I'm starting to think we do need something so fundamental like this to actually effect the change we need. Both cheeks of the same arse will just continue to fart around the periphery re-arranging deck chairs on the Titanic without making the necessary changes we need.
I never used to like the UBI idea, and still don't really, but I'm definitely coming to see it as the best of a bad job to get things changed.
The problem, though, is what level to set it at. Obviously, alongside it, we'd need to zeroise tax free allowances so that people paid tax on the first penny of extra income, whether wages or savings or property rental, and probably set the rate of tax at a pretty high level, maybe even as high as a straight 50% across all income levels. The tax rate has to be high to pay for everyone getting UBI. So, maybe each individual gets £15k UBI, but then pays 50% flat rate tax on all other income, so if they also had a job paying £50k p.a. their total net income would be £40k (£15k ubi plus 50% net wages on £50k of £25k). Having a maximum tax rate of 50% would certainly make working/earning more an attractive option, without being a punitively high rate. (Someone currently earning £50k p.a. would pay around £10k tax/nic, so net wages would be a similar £40k).

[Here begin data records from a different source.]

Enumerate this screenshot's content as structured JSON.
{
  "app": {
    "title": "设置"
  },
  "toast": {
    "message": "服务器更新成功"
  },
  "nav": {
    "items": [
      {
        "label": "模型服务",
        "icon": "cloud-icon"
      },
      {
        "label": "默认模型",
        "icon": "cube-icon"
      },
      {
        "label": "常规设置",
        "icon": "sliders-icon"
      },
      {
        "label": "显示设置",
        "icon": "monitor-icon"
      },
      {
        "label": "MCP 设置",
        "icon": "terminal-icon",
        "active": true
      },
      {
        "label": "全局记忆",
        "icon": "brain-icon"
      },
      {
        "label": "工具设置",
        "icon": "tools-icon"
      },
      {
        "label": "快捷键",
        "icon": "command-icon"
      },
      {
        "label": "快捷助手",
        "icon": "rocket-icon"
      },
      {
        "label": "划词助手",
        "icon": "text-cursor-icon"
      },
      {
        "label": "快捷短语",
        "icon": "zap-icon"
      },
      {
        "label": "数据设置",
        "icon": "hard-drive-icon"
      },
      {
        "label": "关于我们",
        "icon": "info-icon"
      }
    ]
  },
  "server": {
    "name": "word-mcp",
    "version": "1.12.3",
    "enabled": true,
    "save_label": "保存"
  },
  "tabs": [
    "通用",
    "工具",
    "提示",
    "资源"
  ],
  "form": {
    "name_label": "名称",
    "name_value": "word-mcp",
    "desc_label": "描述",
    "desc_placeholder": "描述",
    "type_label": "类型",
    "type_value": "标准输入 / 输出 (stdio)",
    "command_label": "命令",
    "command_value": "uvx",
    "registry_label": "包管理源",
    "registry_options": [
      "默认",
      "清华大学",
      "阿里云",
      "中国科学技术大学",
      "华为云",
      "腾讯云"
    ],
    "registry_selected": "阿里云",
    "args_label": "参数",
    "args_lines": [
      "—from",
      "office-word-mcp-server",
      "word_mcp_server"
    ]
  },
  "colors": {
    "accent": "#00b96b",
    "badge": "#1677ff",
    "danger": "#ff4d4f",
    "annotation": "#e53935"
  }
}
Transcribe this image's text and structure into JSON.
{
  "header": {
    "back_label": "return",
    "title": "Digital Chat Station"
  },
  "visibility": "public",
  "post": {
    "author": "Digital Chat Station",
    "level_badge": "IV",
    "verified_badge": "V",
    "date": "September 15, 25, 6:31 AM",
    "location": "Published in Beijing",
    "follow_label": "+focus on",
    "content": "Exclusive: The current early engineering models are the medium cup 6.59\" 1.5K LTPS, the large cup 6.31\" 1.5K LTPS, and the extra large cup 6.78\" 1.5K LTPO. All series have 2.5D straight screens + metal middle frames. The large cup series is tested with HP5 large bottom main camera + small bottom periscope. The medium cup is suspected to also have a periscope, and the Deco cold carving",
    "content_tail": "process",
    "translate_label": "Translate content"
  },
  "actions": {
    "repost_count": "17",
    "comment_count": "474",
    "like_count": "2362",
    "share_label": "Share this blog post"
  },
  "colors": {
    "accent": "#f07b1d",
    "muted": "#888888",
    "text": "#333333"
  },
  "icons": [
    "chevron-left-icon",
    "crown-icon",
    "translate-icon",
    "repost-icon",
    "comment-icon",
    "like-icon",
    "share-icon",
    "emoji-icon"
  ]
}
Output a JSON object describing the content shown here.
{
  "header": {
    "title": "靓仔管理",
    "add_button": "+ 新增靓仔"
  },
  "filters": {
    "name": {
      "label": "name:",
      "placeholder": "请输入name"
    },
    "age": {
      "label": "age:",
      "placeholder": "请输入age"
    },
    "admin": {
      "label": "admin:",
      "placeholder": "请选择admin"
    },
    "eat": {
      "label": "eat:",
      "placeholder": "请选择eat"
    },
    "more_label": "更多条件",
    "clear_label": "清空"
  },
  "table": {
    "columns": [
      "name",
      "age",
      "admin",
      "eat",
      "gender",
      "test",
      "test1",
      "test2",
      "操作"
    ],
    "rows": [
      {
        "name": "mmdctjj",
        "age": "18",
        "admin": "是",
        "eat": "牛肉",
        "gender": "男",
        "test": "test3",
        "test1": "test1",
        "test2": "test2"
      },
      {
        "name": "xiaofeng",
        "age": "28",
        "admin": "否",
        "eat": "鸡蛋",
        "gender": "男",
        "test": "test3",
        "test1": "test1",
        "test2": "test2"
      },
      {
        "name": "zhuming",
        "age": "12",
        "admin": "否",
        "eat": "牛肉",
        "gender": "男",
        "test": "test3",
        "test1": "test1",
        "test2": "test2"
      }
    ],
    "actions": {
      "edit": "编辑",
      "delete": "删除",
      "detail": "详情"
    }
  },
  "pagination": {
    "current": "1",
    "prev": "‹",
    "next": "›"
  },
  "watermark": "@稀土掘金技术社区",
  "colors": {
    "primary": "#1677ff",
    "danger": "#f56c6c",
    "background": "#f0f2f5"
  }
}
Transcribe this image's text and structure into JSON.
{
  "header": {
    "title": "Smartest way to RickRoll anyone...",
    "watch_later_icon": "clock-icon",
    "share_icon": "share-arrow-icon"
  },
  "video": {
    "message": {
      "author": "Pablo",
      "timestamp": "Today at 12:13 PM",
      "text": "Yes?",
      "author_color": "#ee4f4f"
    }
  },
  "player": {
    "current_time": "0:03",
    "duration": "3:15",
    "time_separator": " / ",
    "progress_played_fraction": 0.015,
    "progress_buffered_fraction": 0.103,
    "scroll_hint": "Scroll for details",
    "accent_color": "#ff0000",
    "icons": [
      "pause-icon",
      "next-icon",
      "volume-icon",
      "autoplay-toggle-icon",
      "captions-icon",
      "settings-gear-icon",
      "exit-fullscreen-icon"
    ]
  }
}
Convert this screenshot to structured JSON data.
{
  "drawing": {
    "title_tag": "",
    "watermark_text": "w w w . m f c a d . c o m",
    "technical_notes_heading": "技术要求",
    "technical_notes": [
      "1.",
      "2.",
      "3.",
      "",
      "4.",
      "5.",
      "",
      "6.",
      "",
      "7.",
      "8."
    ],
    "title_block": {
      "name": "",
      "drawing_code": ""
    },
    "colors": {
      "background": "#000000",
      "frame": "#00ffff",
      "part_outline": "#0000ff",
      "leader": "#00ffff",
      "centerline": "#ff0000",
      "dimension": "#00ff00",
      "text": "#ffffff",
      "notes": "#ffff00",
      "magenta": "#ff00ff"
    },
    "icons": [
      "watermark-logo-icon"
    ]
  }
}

Another problem is that for UBI to work, it would have to be flat rate for all. No "extras" for different circumstances, i.e. it would have to cover housing costs, prescriptions, council tax, bus fares, etc - the moment we start "add ons" for different circumstances, the UBI philosophy falls apart and we're back to square one. Disability benefit "add ons" would be a particular problem that needs resolving, as in theory UBI should be fixed regardless of disabilities/needs with no extra payments based on disability, so to get around that issue, where some disabled people clearly have extra needs that cost money, we'd probably have to move to a care system where the "extras" needed such as carers, special equipment/supplies, extra housing costs, patient transport etc are paid directly from the NHS/care budget and provided free to the person, so they don't need extra benefits on top of UBI - this is the biggest problem in my opinion.